Vaccines for finishing the fight
The world has made remarkable progress against polio and is very close to eradicating this disease, having reduced the number of cases by more than 99 percent since 1988, when the global health community came together to form the Global Polio Eradication Initiative. Reaching this milestone will mark only the second time in history that an infectious disease has been fully eradicated, after smallpox was eliminated in 1979.
Completing the job will require stopping transmission of polio and maintaining immunity for several years thereafter, and new tools are needed to meet these challenges. PATH is providing technical support on the development of high-quality and low-cost polio vaccines needed to help achieve eradication and maintain protection posteradication.
Poliomyelitis (polio) is a highly infectious disease caused by a virus that invades the nervous system and can cause permanent paralysis. While polio can strike at any age, it mainly affects children under age five. Because there is no cure, prevention through vaccination is the only protection for children.
There are two types of vaccines against polio—oral polio vaccine (OPV) and inactivated polio vaccine (IPV) that is delivered via injection. While OPV has been a powerful tool in the campaign against polio and is extremely inexpensive (US$0.14 to $0.17 per dose), it has two drawbacks: the weakened virus in OPV can mutate into vaccine-derived poliovirus (VDVP) that can circulate and cause polio infections in a community and, on rare occasions, OPV can result in vaccine-associated paralytic polio. The currently available IPVs are safe and effective, but at more than $3 per dose, they are out of reach for low- and middle-income countries.

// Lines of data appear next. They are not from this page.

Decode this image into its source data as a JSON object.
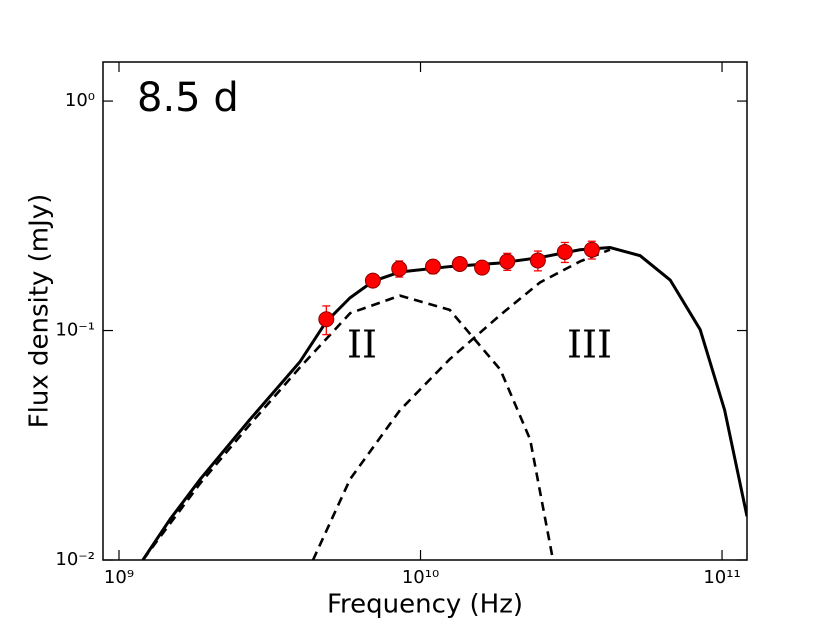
{
  "chart_data": {
    "type": "scatter",
    "annotations": [
      "8.5 d",
      "II",
      "III"
    ],
    "xlabel": "Frequency (Hz)",
    "ylabel": "Flux density (mJy)",
    "xscale": "log",
    "yscale": "log",
    "xlim": [
      885000000,
      121000000000
    ],
    "ylim": [
      0.01,
      1.48
    ],
    "xticks": [
      {
        "value": 1000000000,
        "label": "10⁹"
      },
      {
        "value": 10000000000,
        "label": "10¹⁰"
      },
      {
        "value": 100000000000,
        "label": "10¹¹"
      }
    ],
    "yticks": [
      {
        "value": 0.01,
        "label": "10⁻²"
      },
      {
        "value": 0.1,
        "label": "10⁻¹"
      },
      {
        "value": 1,
        "label": "10⁰"
      }
    ],
    "points": {
      "color": "#ff0000",
      "x": [
        4870000000,
        6950000000,
        8500000000,
        11000000000,
        13500000000,
        16000000000,
        19400000000,
        24500000000,
        30100000000,
        37000000000
      ],
      "values": [
        0.112,
        0.165,
        0.186,
        0.19,
        0.195,
        0.188,
        0.2,
        0.202,
        0.22,
        0.225
      ],
      "errors": [
        0.016,
        0.01,
        0.015,
        0.013,
        0.01,
        0.01,
        0.017,
        0.02,
        0.022,
        0.02
      ]
    },
    "curves": [
      {
        "style": "solid",
        "color": "#000000",
        "x": [
          1200000000,
          1480000000,
          1860000000,
          2720000000,
          3980000000,
          4860000000,
          5840000000,
          6960000000,
          8550000000,
          12500000000,
          18400000000,
          24900000000,
          33800000000,
          42500000000,
          53500000000,
          67300000000,
          84600000000,
          102000000000,
          121000000000
        ],
        "values": [
          0.01,
          0.0151,
          0.0225,
          0.041,
          0.073,
          0.109,
          0.139,
          0.164,
          0.18,
          0.19,
          0.197,
          0.208,
          0.225,
          0.23,
          0.212,
          0.166,
          0.101,
          0.045,
          0.0155
        ]
      },
      {
        "style": "dashed",
        "color": "#000000",
        "x": [
          1200000000,
          1860000000,
          2720000000,
          3980000000,
          5840000000,
          8550000000,
          12500000000,
          18400000000,
          23100000000,
          27500000000
        ],
        "values": [
          0.01,
          0.0216,
          0.039,
          0.069,
          0.119,
          0.142,
          0.123,
          0.0675,
          0.0335,
          0.01
        ]
      },
      {
        "style": "dashed",
        "color": "#000000",
        "x": [
          4400000000,
          5840000000,
          8550000000,
          12500000000,
          18400000000,
          24900000000,
          33800000000,
          42500000000
        ],
        "values": [
          0.01,
          0.0225,
          0.045,
          0.075,
          0.117,
          0.162,
          0.2,
          0.225
        ]
      }
    ]
  }
}
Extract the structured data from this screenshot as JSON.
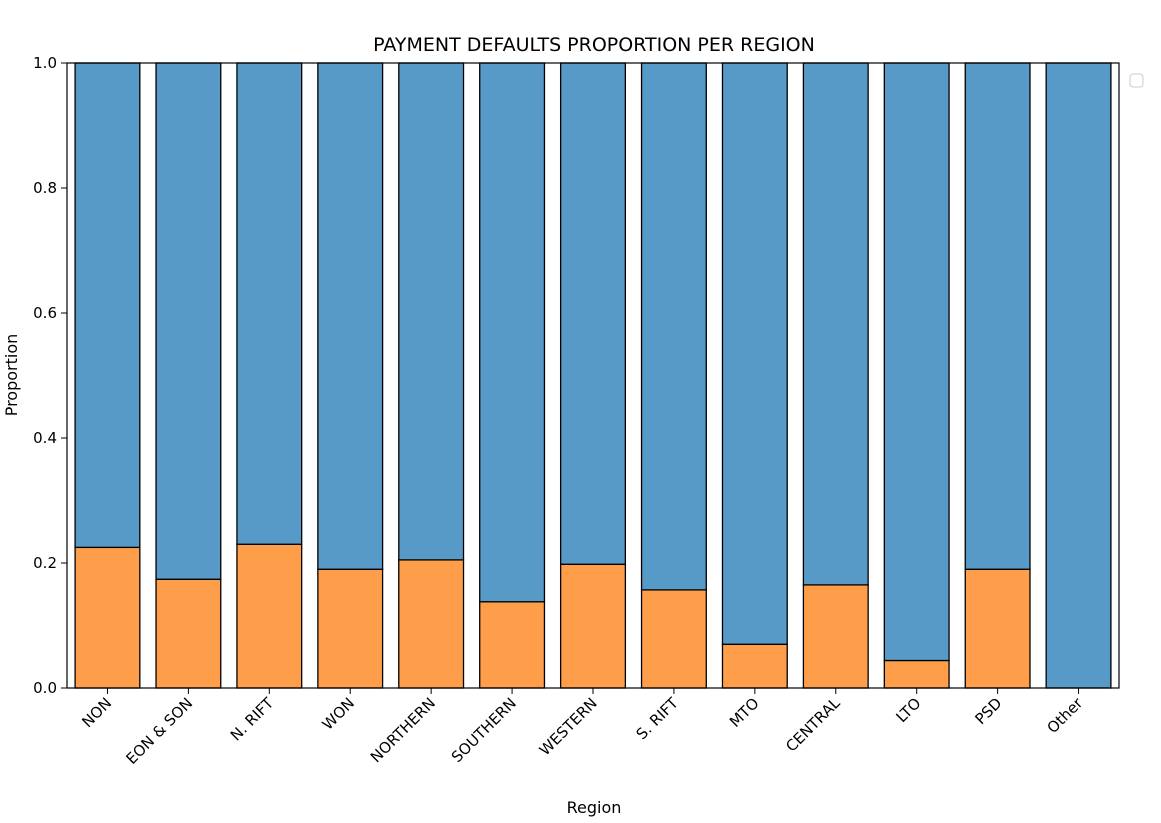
{
  "chart_data": {
    "type": "bar",
    "stacked": true,
    "normalized": true,
    "title": "PAYMENT DEFAULTS PROPORTION PER REGION",
    "xlabel": "Region",
    "ylabel": "Proportion",
    "ylim": [
      0,
      1.0
    ],
    "yticks": [
      "0.0",
      "0.2",
      "0.4",
      "0.6",
      "0.8",
      "1.0"
    ],
    "grid": false,
    "legend": {
      "placement": "top-right",
      "entries": []
    },
    "categories": [
      "NON",
      "EON & SON",
      "N. RIFT",
      "WON",
      "NORTHERN",
      "SOUTHERN",
      "WESTERN",
      "S. RIFT",
      "MTO",
      "CENTRAL",
      "LTO",
      "PSD",
      "Other"
    ],
    "series": [
      {
        "color": "#ff9e4a",
        "values": [
          0.225,
          0.174,
          0.23,
          0.19,
          0.205,
          0.138,
          0.198,
          0.157,
          0.07,
          0.165,
          0.044,
          0.19,
          0.0
        ]
      },
      {
        "color": "#5799c7",
        "values": [
          0.775,
          0.826,
          0.77,
          0.81,
          0.795,
          0.862,
          0.802,
          0.843,
          0.93,
          0.835,
          0.956,
          0.81,
          1.0
        ]
      }
    ]
  }
}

PATH is working with partners on the following new vaccine tools that can help the global community complete eradication and ensure protection post-eradication.
Lower cost OPV
OPV is still needed for maintaining population immunity, stamping out pockets of endemic wild-poliovirus transmission, and controlling outbreaks. Because billions of doses of OPV are delivered every year, even a modest cost reduction could help make better use of constrained public-health resources.
Much more affordable IPV
Because vaccination will be needed for years and even decades after polio transmission is ended and because VDPVs will continue to occur until all countries switch to IPV, it is essential to bring the price of IPV vaccines down so that low- and middle-income countries can afford them. Strategies to reduce IPV costs could include adjuvants—additional ingredients that can boost the body’s immune response—or needle-free delivery methods that require smaller amounts of vaccine for each dose.
Affordable IPV-containing pediatric combination vaccines
Ultimately, it would be advantageous to include more affordable IPV into combination vaccines that are part of the basic childhood immunizations to protect future birth cohorts in low-income countries.